After receiving angry complaints from residents about trees decimated by NStar, Arlington Arlington Town Manager Brian Sullivan sent a letter to the company on July 13, saying no further trees can be trimmed in the town until the company or its contractors provide assurances that private property will be respected and appropriate standards will be followed.
NStar Spokesman Mike Durand said the company received the letter Monday and has stopped pruning trees until it can discuss the concerns with town officials.
NStar’s tree pruning has also caused run-ins with town officials in Watertown in recent weeks, and the company agreed to a moratorium on trimming around it’s power lines there at the beginning of the month.
Arlington Town Counsel Juliana Rice said she and Sullivan met with NStar officials in April to discuss excessive tree pruning, and the company said they have the authority to prune trees around electrical wires to ensure proper clearance.
But Rice said the town believes NStar has been trimming trees too aggressively.
“They may have authority to conduct routine vegetation clearance, but that doesn’t include the decimation of the trees which is what has been happening,” Rice said.
Selectwoman Clarissa Rowe said other trees have been excessively pruned on Florence Avenue and Waverley Street, and a newly formed Tree Committee held an emergency meeting last week to discuss the problem. Rowe said the pruning could kill the trees.
“What they have done is horrifying,” Rowe said. “It’s really heartbreaking.”
But Durand said that unfortunately when a tree that could grow as tall as 80 feet is under a power line that is about 20 to 30 feet high, significant trimming is often needed.
NStar has three arborists that hire contractors to do the trimming, and Durand said they regularly have to balance aesthetics with electric service reliability.

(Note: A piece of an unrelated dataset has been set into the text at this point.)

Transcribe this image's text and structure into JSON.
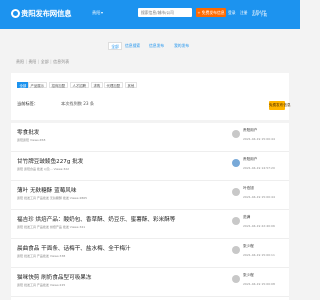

“We have a commitment and an obligation to provide safe, reliable electric service and trees are among the top causes of power outages,” Durand said.
Durand said NStar addresses concerns in every community and will meet with Arlington officials as soon as possible.
“We would like to do it as soon as possible because this is a very important project that we need to continue if we are going to maintain reliable electric service in town,” he said.